Concrètement, ces 48 équipes sont réparties en douze groupes de quatre. Là où l’ancien format alignait huit poules, on en compte désormais douze. Chaque équipe dispute toujours trois matchs de poule, mais le mode de qualification pour la suite a été repensé. Les deux premiers de chaque groupe avancent automatiquement, ce qui donne vingt-quatre qualifiés directs. À cela s’ajoutent les huit meilleurs troisièmes, repêchés selon leur nombre de points puis leur différence de buts. On arrive ainsi à un tableau final de trente-deux équipes.
Ce détail des meilleurs troisièmes change la donne sur le terrain. Finir troisième de sa poule ne signe plus forcément l’élimination, et ça pousse les sélections à continuer d’attaquer même quand la deuxième place semble s’éloigner. Pour comprendre dans le détail comment ces repêchages sont calculés, jeter un oeil à les nouvelles règles aide à anticiper quelles équipes ont encore une chance avant la dernière journée des groupes.
Un tour supplémentaire avant les huitièmes
Autre conséquence directe du passage à trente-deux qualifiés : un tour de plus dans la phase à élimination directe. On démarre désormais par des seizièmes de finale, puis huitièmes, quarts, demi-finales et finale. Au total, le vainqueur 2026 aura disputé huit rencontres pour soulever le trophée, soit une de plus qu’auparavant. Les effectifs sont d’ailleurs élargis pour encaisser ce surcroît de matchs sur un mois.
Cette montée en puissance profite aussi aux qualifications continentales. Avec seize places de plus à distribuer, chaque confédération a vu son quota grimper. L’Afrique, l’Asie et l’Amérique du Nord et centrale gagnent particulièrement de billets, ce qui ouvre la porte à des sélections qu’on voyait rarement à ce niveau. Un barrage intercontinental, disputé juste avant le coup d’envoi, attribue les derniers sésames entre nations de différents continents. Le résultat, c’est une carte du football mondial bien plus diverse que par le passé.
Plus long, plus ouvert, plus de surprises
Forcément, le tournoi s’étire un peu. Avec autant d’équipes et un tour supplémentaire, le calendrier court du 11 juin à la mi-juillet 2026. Certains craignaient une dilution du niveau avec autant de participants, mais l’expérience montre souvent l’inverse : les outsiders viennent bousculer les favoris, et les premiers tours réservent leur lot de chocs inattendus. J’avoue que cette perspective me réjouit, parce que ce sont précisément ces matchs improbables qui font vibrer.
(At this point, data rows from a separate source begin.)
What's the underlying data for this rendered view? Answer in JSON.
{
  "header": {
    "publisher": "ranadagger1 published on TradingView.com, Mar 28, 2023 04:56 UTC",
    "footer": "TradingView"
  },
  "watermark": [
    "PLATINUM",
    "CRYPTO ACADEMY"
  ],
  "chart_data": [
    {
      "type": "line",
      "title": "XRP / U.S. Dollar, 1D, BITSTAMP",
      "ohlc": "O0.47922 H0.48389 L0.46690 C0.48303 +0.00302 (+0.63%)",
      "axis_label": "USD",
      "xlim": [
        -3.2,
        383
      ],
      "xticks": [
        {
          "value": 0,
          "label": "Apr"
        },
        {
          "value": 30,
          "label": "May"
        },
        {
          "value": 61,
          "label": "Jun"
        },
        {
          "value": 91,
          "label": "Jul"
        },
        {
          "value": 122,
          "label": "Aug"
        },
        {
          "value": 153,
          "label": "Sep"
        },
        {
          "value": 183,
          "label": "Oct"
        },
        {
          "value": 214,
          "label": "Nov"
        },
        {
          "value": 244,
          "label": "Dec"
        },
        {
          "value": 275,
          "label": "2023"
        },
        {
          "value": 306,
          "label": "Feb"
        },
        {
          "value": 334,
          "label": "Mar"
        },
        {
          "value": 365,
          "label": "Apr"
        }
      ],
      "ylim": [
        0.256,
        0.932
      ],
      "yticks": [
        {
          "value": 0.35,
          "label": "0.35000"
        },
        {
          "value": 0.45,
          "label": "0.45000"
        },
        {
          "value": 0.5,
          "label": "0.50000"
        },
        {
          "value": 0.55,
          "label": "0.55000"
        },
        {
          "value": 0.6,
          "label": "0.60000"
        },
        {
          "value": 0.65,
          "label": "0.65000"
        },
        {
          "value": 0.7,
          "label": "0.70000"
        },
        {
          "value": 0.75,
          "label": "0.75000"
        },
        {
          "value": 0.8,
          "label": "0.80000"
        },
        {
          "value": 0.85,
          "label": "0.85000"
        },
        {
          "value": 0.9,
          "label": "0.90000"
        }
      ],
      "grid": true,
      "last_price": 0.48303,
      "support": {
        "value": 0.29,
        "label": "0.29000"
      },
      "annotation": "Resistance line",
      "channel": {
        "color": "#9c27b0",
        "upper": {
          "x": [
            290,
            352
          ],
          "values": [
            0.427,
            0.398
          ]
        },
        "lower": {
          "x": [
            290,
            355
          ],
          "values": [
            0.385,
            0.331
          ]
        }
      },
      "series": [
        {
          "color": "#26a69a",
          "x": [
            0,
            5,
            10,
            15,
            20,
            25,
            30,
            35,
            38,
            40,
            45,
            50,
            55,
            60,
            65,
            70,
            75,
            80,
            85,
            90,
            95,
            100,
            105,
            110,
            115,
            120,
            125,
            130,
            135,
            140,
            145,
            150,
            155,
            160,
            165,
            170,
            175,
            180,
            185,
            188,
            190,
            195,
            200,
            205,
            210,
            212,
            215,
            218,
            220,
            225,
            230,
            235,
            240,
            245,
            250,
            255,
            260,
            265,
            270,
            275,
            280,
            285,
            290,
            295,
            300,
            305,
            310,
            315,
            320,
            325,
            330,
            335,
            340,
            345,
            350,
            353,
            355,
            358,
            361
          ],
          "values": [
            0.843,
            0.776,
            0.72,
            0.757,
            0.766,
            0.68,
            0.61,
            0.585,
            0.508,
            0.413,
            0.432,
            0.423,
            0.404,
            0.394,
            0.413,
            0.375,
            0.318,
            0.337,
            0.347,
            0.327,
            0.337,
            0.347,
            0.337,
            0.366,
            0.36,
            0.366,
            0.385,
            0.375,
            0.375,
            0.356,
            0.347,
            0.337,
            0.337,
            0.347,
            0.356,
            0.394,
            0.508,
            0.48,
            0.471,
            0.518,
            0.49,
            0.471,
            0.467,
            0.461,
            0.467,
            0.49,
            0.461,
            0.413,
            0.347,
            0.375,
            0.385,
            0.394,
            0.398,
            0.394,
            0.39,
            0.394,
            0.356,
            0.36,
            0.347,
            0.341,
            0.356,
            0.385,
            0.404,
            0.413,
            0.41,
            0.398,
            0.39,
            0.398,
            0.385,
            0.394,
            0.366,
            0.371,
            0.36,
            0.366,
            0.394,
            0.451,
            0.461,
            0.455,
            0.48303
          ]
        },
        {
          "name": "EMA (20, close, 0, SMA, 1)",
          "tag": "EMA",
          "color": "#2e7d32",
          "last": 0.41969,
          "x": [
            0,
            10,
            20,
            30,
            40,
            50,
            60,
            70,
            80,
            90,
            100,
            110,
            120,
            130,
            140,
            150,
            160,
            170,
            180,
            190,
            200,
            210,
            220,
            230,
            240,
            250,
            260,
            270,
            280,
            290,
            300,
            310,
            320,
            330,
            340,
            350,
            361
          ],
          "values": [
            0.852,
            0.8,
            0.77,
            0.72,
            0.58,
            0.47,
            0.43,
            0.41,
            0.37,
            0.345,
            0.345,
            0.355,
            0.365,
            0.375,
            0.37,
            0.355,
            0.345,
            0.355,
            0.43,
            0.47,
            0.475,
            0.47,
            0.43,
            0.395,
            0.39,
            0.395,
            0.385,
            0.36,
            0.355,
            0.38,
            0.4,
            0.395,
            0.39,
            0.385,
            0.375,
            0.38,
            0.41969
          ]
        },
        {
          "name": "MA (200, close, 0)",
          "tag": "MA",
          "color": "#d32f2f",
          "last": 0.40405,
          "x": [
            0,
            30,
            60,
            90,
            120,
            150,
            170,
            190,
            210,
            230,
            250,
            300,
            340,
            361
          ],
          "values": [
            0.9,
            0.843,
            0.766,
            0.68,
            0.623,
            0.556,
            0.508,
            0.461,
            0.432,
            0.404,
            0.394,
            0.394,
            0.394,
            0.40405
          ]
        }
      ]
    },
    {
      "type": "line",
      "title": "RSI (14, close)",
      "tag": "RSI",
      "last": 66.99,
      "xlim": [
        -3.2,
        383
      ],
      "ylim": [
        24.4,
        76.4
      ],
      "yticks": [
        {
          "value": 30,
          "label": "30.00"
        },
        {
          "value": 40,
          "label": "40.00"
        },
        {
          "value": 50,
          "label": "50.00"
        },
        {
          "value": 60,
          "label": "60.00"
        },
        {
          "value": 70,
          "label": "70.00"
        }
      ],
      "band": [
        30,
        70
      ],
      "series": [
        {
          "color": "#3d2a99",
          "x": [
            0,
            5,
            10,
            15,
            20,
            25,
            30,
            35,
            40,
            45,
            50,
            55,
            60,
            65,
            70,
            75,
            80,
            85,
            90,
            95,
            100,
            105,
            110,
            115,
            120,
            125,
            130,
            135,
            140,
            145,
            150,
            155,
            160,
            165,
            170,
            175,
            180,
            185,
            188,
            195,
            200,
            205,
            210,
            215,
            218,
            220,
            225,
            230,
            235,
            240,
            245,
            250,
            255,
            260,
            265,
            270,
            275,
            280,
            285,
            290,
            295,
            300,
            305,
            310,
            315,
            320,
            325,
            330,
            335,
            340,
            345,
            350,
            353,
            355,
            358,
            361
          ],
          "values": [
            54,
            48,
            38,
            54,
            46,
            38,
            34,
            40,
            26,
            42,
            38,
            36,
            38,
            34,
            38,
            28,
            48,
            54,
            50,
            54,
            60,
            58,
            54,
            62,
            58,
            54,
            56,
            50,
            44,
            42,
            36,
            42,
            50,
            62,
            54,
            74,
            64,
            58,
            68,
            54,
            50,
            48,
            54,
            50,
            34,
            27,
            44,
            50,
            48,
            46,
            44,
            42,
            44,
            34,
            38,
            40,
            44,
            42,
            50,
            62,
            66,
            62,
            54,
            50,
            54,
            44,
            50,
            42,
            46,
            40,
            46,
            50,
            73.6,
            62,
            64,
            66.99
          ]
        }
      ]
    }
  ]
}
Il y a aussi un effet auquel on pense moins : la programmation des derniers matchs de poule. Avec douze groupes au lieu de huit, organiser les rencontres décisives en simultané devient un vrai casse-tête logistique. Les deux dernières affiches d’une même poule se jouent au même horaire pour préserver l’équité, mais coordonner ça sur trois pays et plusieurs fuseaux horaires demande une mécanique millimétrée. Pour le spectateur, ça veut dire des soirées chargées où plusieurs destins se scellent en parallèle, et croyez-moi, c’est grisant à suivre.
Au fond, l’esprit reste le même : réunir le meilleur du football planétaire pendant un mois. Mais avec ce nouveau format, davantage de pays vivront l’aventure, et davantage de supporters auront une équipe à encourager. On verra sans doute des nations fêter une simple qualification comme un titre, et c’est exactement ce qui donne sa saveur à un Mondial. Le Mexique, les États-Unis et le Canada accueillent l’ensemble, et le spectacle promet d’être plus large que jamais.